Y lo peor es que le ha copiado el argumento a la juntera socialista y concejala de igualdad de Irun Maite Cruzado, que justificó la violencia ejercida contra las mujeres, en este caso de la Calle Mayor de Irun, “porque es una calle muy pequeña”. Sí, y la Calle Mayor donostiarra también, y hace más de 30 años que en la Tamborrada nadie insulta o se da la vuelta al paso de mujeres desfilando. Más pronto que tarde alguien del PP, Ciudadanos o Vox justificará un caso de violencia de género doméstico si se da en «una casa muy pequeña» porque eso provoca conflictos de convivencia. Y mucha gente se escandalizará, Arrizabalaga y Cruzado incluidas.

Nota: esta misma semana ha habido dos noticias en principio desvinculadas, pero parte del mismo problema en este tiempo electoral (nota de nota: volvemos a estar en tiempo electoral, pero si estoy esperando a que no haya, no escribiría nunca) .

Una: el Departamento de Cultura de la Diputación Foral, en manos socialistas, va a homenajear a Raúl Guerra Garrido por el 50 aniversario de «Cacereño». El diputado reivindica un libro y escritor valiente. Es el mismo que apoya públicamente los desfiles igualitarios en el Bajo Bidasoa… pero siempre exigiendo respeto a «otra manera de entender el Alarde», en la que las mujeres-cacereño no pueden participar libremente. Sí, seguro que dice que hace falta pedagogía, favorecer cauces de comunicación, etc., etc., etc. De acuerdo, tiene razón; pero no me imagino a Denis Itxaso legitimando ni por activa ni por pasiva un desfile vasco sin cacereños, y a Vox tampoco.

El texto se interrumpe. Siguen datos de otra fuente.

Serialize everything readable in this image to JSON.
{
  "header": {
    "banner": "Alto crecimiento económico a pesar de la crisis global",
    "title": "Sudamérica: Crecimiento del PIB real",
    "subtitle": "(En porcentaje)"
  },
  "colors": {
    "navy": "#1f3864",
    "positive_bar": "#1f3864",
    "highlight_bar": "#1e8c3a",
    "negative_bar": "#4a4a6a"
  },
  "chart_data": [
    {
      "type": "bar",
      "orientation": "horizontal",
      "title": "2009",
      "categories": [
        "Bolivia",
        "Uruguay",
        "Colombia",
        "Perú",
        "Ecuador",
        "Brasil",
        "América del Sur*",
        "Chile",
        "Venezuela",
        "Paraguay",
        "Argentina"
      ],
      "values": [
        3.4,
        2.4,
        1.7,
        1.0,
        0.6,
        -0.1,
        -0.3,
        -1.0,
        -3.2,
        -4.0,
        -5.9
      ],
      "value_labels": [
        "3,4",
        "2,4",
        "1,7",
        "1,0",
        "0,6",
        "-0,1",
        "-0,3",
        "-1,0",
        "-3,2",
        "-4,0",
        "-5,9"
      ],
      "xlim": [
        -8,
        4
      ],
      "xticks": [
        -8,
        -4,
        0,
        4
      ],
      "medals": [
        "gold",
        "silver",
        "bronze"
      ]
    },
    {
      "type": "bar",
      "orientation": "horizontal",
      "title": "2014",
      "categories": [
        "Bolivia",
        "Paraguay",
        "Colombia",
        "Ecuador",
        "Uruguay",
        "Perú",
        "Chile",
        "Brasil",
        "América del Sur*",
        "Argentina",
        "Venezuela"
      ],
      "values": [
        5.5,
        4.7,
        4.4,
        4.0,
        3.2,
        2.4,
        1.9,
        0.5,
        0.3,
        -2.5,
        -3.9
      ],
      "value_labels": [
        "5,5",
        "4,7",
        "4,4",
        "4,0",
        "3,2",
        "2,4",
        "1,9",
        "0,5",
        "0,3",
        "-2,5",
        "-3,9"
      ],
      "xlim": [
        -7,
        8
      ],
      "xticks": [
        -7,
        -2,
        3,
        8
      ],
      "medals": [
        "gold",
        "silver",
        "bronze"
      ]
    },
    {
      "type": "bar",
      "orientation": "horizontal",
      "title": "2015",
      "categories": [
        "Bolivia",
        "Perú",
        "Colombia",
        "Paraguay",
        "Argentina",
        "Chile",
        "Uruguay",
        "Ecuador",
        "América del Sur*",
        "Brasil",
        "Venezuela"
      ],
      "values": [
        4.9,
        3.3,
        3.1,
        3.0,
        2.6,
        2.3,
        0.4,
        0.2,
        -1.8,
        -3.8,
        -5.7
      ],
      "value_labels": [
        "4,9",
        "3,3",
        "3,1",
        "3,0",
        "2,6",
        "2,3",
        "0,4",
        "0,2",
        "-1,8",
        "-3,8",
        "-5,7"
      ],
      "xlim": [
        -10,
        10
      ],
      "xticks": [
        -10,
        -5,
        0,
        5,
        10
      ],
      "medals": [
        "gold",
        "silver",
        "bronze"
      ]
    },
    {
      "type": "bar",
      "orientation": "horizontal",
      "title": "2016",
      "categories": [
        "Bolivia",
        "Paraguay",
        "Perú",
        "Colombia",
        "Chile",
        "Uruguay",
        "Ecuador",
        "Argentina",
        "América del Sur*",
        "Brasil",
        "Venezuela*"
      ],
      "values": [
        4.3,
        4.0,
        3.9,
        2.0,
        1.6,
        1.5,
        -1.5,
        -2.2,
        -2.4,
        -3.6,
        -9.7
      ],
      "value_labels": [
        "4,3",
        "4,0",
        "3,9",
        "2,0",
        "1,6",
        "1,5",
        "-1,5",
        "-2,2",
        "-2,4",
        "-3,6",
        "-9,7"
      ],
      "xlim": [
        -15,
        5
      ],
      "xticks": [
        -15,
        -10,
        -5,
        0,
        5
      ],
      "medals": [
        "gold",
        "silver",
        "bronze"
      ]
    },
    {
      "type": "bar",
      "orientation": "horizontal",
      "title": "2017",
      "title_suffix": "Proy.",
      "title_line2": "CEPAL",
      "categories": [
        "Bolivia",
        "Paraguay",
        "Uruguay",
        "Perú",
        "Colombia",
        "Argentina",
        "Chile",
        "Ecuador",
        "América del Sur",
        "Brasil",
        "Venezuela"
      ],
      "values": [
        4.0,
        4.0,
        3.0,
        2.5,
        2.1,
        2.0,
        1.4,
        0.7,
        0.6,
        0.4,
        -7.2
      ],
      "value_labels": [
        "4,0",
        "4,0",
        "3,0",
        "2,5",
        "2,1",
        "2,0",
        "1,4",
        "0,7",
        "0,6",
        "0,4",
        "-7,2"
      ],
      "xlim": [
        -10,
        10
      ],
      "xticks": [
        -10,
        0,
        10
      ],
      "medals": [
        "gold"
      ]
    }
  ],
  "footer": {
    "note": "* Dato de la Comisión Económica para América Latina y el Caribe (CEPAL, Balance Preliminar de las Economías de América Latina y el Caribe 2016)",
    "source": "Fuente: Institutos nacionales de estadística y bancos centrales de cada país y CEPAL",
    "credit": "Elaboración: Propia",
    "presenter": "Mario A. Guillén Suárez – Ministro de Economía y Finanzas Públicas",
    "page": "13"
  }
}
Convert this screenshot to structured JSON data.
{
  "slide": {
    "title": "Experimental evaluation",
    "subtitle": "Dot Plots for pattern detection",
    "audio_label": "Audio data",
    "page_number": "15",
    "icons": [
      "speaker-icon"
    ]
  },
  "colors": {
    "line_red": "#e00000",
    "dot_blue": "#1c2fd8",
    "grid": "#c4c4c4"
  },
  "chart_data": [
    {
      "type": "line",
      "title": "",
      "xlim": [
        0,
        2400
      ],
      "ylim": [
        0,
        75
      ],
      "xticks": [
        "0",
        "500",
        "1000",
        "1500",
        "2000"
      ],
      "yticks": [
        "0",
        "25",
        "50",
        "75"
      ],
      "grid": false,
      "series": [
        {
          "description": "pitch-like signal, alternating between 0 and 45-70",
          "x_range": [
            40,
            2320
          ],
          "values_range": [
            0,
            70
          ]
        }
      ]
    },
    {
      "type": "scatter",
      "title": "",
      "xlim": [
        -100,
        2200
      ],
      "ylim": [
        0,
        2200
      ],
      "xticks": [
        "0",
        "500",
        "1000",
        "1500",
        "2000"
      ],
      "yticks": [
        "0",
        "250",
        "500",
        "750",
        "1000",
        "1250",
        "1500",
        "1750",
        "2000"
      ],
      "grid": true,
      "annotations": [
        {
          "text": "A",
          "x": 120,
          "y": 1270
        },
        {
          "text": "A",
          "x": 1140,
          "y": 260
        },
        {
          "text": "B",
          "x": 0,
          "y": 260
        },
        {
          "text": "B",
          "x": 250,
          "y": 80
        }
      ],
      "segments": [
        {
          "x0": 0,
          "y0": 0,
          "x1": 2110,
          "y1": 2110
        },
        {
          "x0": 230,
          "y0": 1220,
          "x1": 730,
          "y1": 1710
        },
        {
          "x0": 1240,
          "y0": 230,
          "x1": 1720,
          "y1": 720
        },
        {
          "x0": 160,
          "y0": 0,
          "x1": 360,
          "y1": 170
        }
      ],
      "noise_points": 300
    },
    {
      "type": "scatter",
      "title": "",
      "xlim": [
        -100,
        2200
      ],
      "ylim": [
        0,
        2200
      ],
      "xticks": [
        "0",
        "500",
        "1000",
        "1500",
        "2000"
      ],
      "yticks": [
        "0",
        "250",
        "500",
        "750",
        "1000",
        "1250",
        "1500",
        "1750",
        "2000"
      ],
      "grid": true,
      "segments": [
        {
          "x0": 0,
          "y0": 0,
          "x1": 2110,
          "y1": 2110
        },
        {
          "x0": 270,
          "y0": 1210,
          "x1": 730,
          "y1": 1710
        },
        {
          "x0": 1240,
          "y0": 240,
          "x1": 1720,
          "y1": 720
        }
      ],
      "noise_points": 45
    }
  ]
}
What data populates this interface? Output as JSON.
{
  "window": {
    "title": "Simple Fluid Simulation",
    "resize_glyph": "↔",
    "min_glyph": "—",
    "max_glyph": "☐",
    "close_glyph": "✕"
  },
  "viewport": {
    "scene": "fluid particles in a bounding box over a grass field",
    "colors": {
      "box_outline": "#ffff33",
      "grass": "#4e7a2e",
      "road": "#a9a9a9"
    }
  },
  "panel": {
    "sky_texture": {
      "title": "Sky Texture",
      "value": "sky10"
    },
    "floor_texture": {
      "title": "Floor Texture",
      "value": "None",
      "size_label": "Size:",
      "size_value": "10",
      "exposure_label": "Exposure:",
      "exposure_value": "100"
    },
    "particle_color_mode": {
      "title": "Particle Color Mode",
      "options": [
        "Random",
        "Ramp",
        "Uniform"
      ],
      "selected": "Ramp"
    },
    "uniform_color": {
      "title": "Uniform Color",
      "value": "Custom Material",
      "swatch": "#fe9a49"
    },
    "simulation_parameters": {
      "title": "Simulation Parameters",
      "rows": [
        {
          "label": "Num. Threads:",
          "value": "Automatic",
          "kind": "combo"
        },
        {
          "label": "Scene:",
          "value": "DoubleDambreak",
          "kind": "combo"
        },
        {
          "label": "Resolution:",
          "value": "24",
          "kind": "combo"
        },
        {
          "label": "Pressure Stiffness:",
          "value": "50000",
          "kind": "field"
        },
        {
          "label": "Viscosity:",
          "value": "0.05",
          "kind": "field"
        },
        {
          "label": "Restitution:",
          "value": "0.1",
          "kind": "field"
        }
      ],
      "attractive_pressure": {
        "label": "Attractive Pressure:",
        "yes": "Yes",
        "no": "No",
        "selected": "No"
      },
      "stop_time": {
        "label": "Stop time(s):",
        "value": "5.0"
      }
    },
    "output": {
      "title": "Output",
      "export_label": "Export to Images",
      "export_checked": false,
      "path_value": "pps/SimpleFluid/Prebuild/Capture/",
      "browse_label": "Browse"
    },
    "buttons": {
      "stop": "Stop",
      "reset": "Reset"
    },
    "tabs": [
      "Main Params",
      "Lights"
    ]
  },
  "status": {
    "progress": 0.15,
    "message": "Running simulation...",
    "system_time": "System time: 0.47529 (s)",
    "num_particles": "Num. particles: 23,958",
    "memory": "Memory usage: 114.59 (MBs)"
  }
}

Dos: la fundación que organiza la fiesta privada discriminatoria de Hondarribia (cuya sede oficial está en Navarra porque no cumple los requisitos de igualdad de la Comunidad Autónoma Vasca, algo que no impide su actividad) acaba de salir «tomando la iniciativa» por el diálogo y la convivencia. La compañía paritaria Jaizkibel le ha respondido dándole la bienvenida, aunque venga muy tarde… y aclarando que ya está en ello un grupo de trabajo promocionado por la Diputación. Ante la errática actitud foral de apoyo a la igualdad en los Alardes pero no pública y sin descalificación explícita de la opción excluyente, he de reconocer que mi primera impresión fue la de creer que de nuevo era un intento de desviar hacia la «convivencia» la naturalización de la desigualdad. Pero que el tradicionalismo maltratador se haya descolgado con semejante «paso adelante» y se presente como árbitro -que no parte del problema, porque la bronca no fue con ellos, sino «entre mujeres»- me hace pensar que, como Vox, intenta neutralizar un movimiento que, seguramente poco, tarde y mal, les estaba presionando para reconocer la evidencia: el futuro de una convivencia pacífica en el pueblo pasa por la ausencia de desigualdad en la fiesta, pues los conflictos, más o menos puntuales, más o menos graves, no son el problema, sino el síntoma.

Espero que, ante el nuevo panorama político, los partidos de la «centralidad vasca» no se dejen llevar desde la actual esquizofrenia (por no decir hipocresía) a una deriva neomachista; es decir, la machista de toda la vida pero sin disimulo. Quiero pensar que reaccionarán, y si lo hacen seguramente no será por cuestiones de género (aunque nos dirán que es por eso). Pero vayan ustedes a saber. Al fin y al cabo, si el socialista Santano se pavonea de que «a mí el alarde me da 2000 votos», ¿por qué no va a tener derecho Vox a disputar ese nicho electoral? Yo querría pensar que ya no son tantos votos, si una vez lo fueron; pero cuando se lleva años jugando con el fuego de la baza electoral de los alardes, a ver quién apaga el incendio.   Dime de qué convivencia alardeas, y te diré de qué igualdad careces.